AACS Urges To Follow NZ’s Lead on Vaping

AACS Urges To Follow NZ’s Lead on Vaping

AUSTRALIA | Australia’s peak retail advocacy group has called on the Federal Government to adopt a similar tobacco and smoking cessation strategy to New Zealand.

Regulating the sale of strictly manufactured vapes and smoking cessation products by retailers can get more Australians to quit smoking.

Australian Association of Convenience Stores (AACS) CEO Theo Foukkare congratulated Minister Costello and the New Zealand Government on their success in achieving a significant drop in the number of daily smokers and deterring youth from taking up smoking and vaping.

He also renewed calls for Australian lawmakers to follow suit urgently.

“The Kiwis have taken the adult approach to this, and it has worked,” he said.

New Zealand’s government policy strictly regulates the sale of nicotine vapes and other smoking cessation products by retailers.

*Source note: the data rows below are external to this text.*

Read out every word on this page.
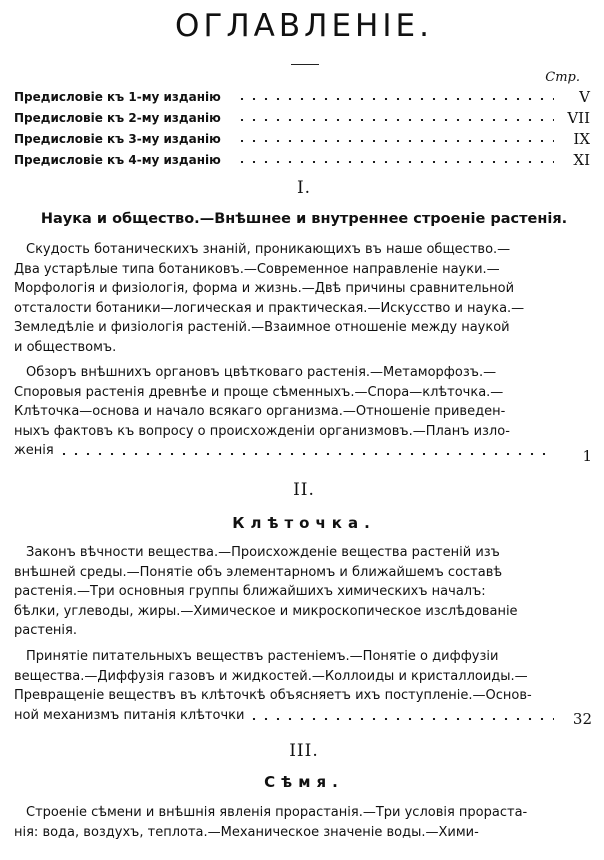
ОГЛАВЛЕНІЕ.
Стр.
Предисловіе къ 1-му изданію	V
Предисловіе къ 2-му изданію	VII
Предисловіе къ 3-му изданію	IX
Предисловіе къ 4-му изданію	XI
I.
Наука и общество.—Внѣшнее и внутреннее строеніе растенія.
Скудость ботаническихъ знаній, проникающихъ въ наше общество.—
Два устарѣлые типа ботаниковъ.—Современное направленіе науки.—
Морфологія и физіологія, форма и жизнь.—Двѣ причины сравнительной
отсталости ботаники—логическая и практическая.—Искусство и наука.—
Земледѣліе и физіологія растеній.—Взаимное отношеніе между наукой
и обществомъ.
Обзоръ внѣшнихъ органовъ цвѣтковаго растенія.—Метаморфозъ.—
Споровыя растенія древнѣе и проще сѣменныхъ.—Спора—клѣточка.—
Клѣточка—основа и начало всякаго организма.—Отношеніе приведен-
ныхъ фактовъ къ вопросу о происхожденіи организмовъ.—Планъ изло-
женія	1
II.
Клѣточка.
Законъ вѣчности вещества.—Происхожденіе вещества растеній изъ
внѣшней среды.—Понятіе объ элементарномъ и ближайшемъ составѣ
растенія.—Три основныя группы ближайшихъ химическихъ началъ:
бѣлки, углеводы, жиры.—Химическое и микроскопическое изслѣдованіе
растенія.
Принятіе питательныхъ веществъ растеніемъ.—Понятіе о диффузіи
вещества.—Диффузія газовъ и жидкостей.—Коллоиды и кристаллоиды.—
Превращеніе веществъ въ клѣточкѣ объясняетъ ихъ поступленіе.—Основ-
ной механизмъ питанія клѣточки	32
III.
Сѣмя.
Строеніе сѣмени и внѣшнія явленія прорастанія.—Три условія прораста-
нія: вода, воздухъ, теплота.—Механическое значеніе воды.—Хими-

“New Zealand has control over vapes and who buys them because its government has seen the global evidence and actually recognised that allowing retailers to sell strictly regulated vapes to adults – where lolly flavours and single use devices are banned – does help adult smokers quit tobacco, and deters young people from taking up smoking and vaping altogether.”

Foukkare said the Albanese Government’s prohibition on vape sales by retailers in Australia had fuelled the deadly black market wars that have exploded across the nation over recent years.

“It’s safe to be a genuine, law-abiding retailer in New Zealand who sells government approved tobacco and nicotine vapes– but it’s bloody terrifying for our members in Australia, who are at the mercy of criminal gangs that threaten to, and often do, fire bomb their stores if they don’t sell dodgy, illegal vapes and illicit tobacco for them,” Foukkare added.

“When will the Australian Federal Government finally realise it has failed on community health and safety, and failed retailers by putting their safety at risk, while sending their businesses broke because it is marrying itself to its failed vape and tobacco excise policy?”

“When will Prime Minister Anthony Albanese and Health Minister Mark Butler finally see that constantly jacking up the taxes on illicit tobacco is directly sending Aussie adult smokers to the black market and handing billions of dollars to organised crime and giving even more power to these dangerous crime groups?”

Foukkare said it was time to burst the ideological bubble and face up to the hard facts.

AACS has been advocating for Australia to follow a similar path to New Zealand's policy for years, and during that time, crime rates have increased. Law-abiding retailers have run out of business, while adult Australians are giving up legal, regulated tobacco for illicit cigarettes and illegal vapes.